Anyone who still is tempted to see enlistment as an expression of his death wish needs to consider two things. The first is his mood and way of thinking almost at the very end (page 326):
Occasionally he saw children in the devastated villages ‘too poor or too helpless’ to leave, he told his friend, ‘but I probably am not going to describe any more except to make a living’. It was a telling comment for Thomas to make. In January he had written something tiny but of equal importance to Helen: ‘Please put these letters in my drawer.’ It seemed he intended to use his letters and his diary to write about the war after his return; his enlistment was something he intended to survive and the re‑emergence of his gloom expressed not a death wish but a growing recognition that he might not live.”

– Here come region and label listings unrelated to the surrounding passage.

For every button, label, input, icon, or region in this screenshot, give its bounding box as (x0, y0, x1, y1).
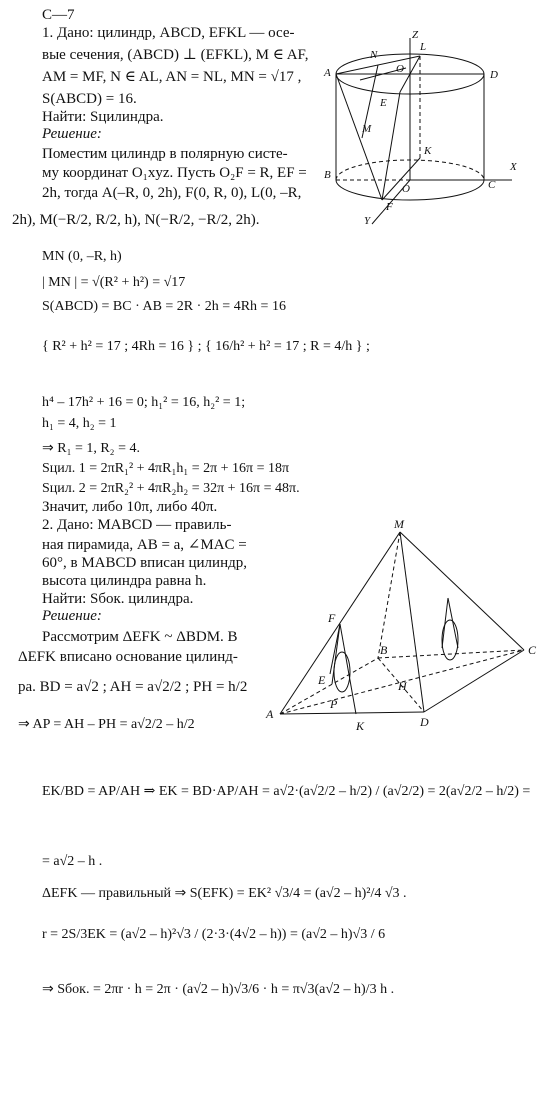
svg-text:E: E (380, 97, 387, 109)
svg-text:A: A (266, 707, 274, 721)
p1-math-quartic: h⁴ – 17h² + 16 = 0; h₁² = 16, h₂² = 1; (42, 395, 246, 410)
p2-body-1: Рассмотрим ΔEFK ~ ΔBDM. В (42, 629, 238, 645)
p2-line-2: ная пирамида, AB = a, ∠MAC = (42, 537, 247, 553)
p1-math-system: { R² + h² = 17 ; 4Rh = 16 } ; { 16/h² + h² = 17 ; R = 4/h } ; (42, 339, 370, 354)
svg-text:M: M (362, 123, 372, 135)
p1-math-s2: Sцил. 2 = 2πR₂² + 4πR₂h₂ = 32π + 16π = 48π. (42, 481, 300, 496)
p1-find: Найти: Sцилиндра. (42, 109, 164, 125)
p2-line-1: 2. Дано: MABCD — правиль- (42, 517, 232, 533)
p2-math-ap: ⇒ AP = AH – PH = a√2/2 – h/2 (18, 717, 195, 732)
svg-text:L: L (420, 41, 427, 53)
svg-text:D: D (490, 69, 498, 81)
p1-math-h-values: h₁ = 4, h₂ = 1 (42, 416, 117, 431)
p2-math-radius: r = 2S/3EK = (a√2 – h)²√3 / (2·3·(4√2 – h)) = (a√2 – h)√3 / 6 (42, 927, 386, 942)
svg-text:P: P (330, 697, 338, 711)
svg-text:X: X (510, 161, 517, 173)
p1-math-area: S(ABCD) = BC · AB = 2R · 2h = 4Rh = 16 (42, 299, 286, 314)
svg-text:O: O (396, 63, 404, 75)
p2-math-area: ΔEFK — правильный ⇒ S(EFK) = EK² √3/4 = (a√2 – h)²/4 √3 . (42, 886, 407, 901)
header: C—7 (42, 7, 75, 23)
p1-line-2: вые сечения, (ABCD) ⊥ (EFKL), M ∈ AF, (42, 47, 309, 63)
p2-math-lateral: ⇒ Sбок. = 2πr · h = 2π · (a√2 – h)√3/6 · h = π√3(a√2 – h)/3 h . (42, 982, 395, 997)
svg-text:N: N (370, 49, 378, 61)
p1-solution-heading: Решение: (42, 126, 102, 142)
p1-body-3: 2h, тогда A(–R, 0, 2h), F(0, R, 0), L(0, –R, (42, 185, 302, 201)
p1-body-4: 2h), M(−R/2, R/2, h), N(−R/2, −R/2, 2h). (12, 212, 260, 228)
p1-math-vector: MN (0, –R, h) (42, 249, 122, 264)
p2-find: Найти: Sбок. цилиндра. (42, 591, 194, 607)
p2-solution-heading: Решение: (42, 608, 102, 624)
svg-text:K: K (424, 145, 432, 157)
svg-text:M: M (394, 517, 404, 531)
p2-line-4: высота цилиндра равна h. (42, 573, 207, 589)
p1-math-r-values: ⇒ R₁ = 1, R₂ = 4. (42, 441, 140, 456)
svg-text:F: F (328, 611, 336, 625)
p2-line-3: 60°, в MABCD вписан цилиндр, (42, 555, 247, 571)
svg-text:B: B (380, 643, 388, 657)
cylinder-figure (320, 28, 525, 228)
p1-math-length: | MN | = √(R² + h²) = √17 (42, 275, 186, 290)
svg-text:H: H (398, 679, 407, 693)
svg-text:C: C (528, 643, 537, 657)
p1-line-4: S(ABCD) = 16. (42, 91, 137, 107)
p1-body-1: Поместим цилиндр в полярную систе- (42, 146, 288, 162)
p1-math-s1: Sцил. 1 = 2πR₁² + 4πR₁h₁ = 2π + 16π = 18π (42, 461, 290, 476)
svg-text:K: K (356, 719, 365, 733)
svg-text:Z: Z (412, 29, 419, 41)
svg-text:E: E (318, 673, 326, 687)
p1-line-3: AM = MF, N ∈ AL, AN = NL, MN = √17 , (42, 69, 302, 85)
svg-text:Y: Y (364, 215, 371, 227)
p2-math-ek-result: = a√2 – h . (42, 854, 103, 869)
svg-text:O: O (402, 183, 410, 195)
p2-body-3: ра. BD = a√2 ; AH = a√2/2 ; PH = h/2 (18, 679, 248, 695)
p2-math-ek: EK/BD = AP/AH ⇒ EK = BD·AP/AH = a√2·(a√2/2 – h/2) / (a√2/2) = 2(a√2/2 – h/2) = (42, 784, 531, 799)
svg-text:A: A (324, 67, 331, 79)
p1-line-1: 1. Дано: цилиндр, ABCD, EFKL — осе- (42, 25, 295, 41)
svg-text:F: F (386, 201, 393, 213)
pyramid-figure (260, 514, 545, 736)
svg-text:D: D (420, 715, 429, 729)
p2-body-2: ΔEFK вписано основание цилинд- (18, 649, 238, 665)
p1-body-2: му координат O₁xyz. Пусть O₂F = R, EF = (42, 165, 307, 181)
p1-answer: Значит, либо 10π, либо 40π. (42, 499, 218, 515)
svg-text:C: C (488, 179, 496, 191)
svg-text:B: B (324, 169, 331, 181)
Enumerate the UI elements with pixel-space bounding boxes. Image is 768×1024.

The second is that he never, as far as I can discern from all the accounts I have read, sought to put himself recklessly in danger. He may, it is true, have been using the situation rather as a former patient of mine used danger, both in his time in the army and by risk taking in civvie street later, as a test of whether or not he deserved to live. I doubt that because there is no evidence to support it.
Instead I see a man who had found his voice in becoming a poet and his self-respect in becoming a soldier. It is a tragedy that he did not survive the war so that we could see the fruits of that double victory. We should be glad that he has left us a small volume of deeply engaging poetry as his lasting legacy.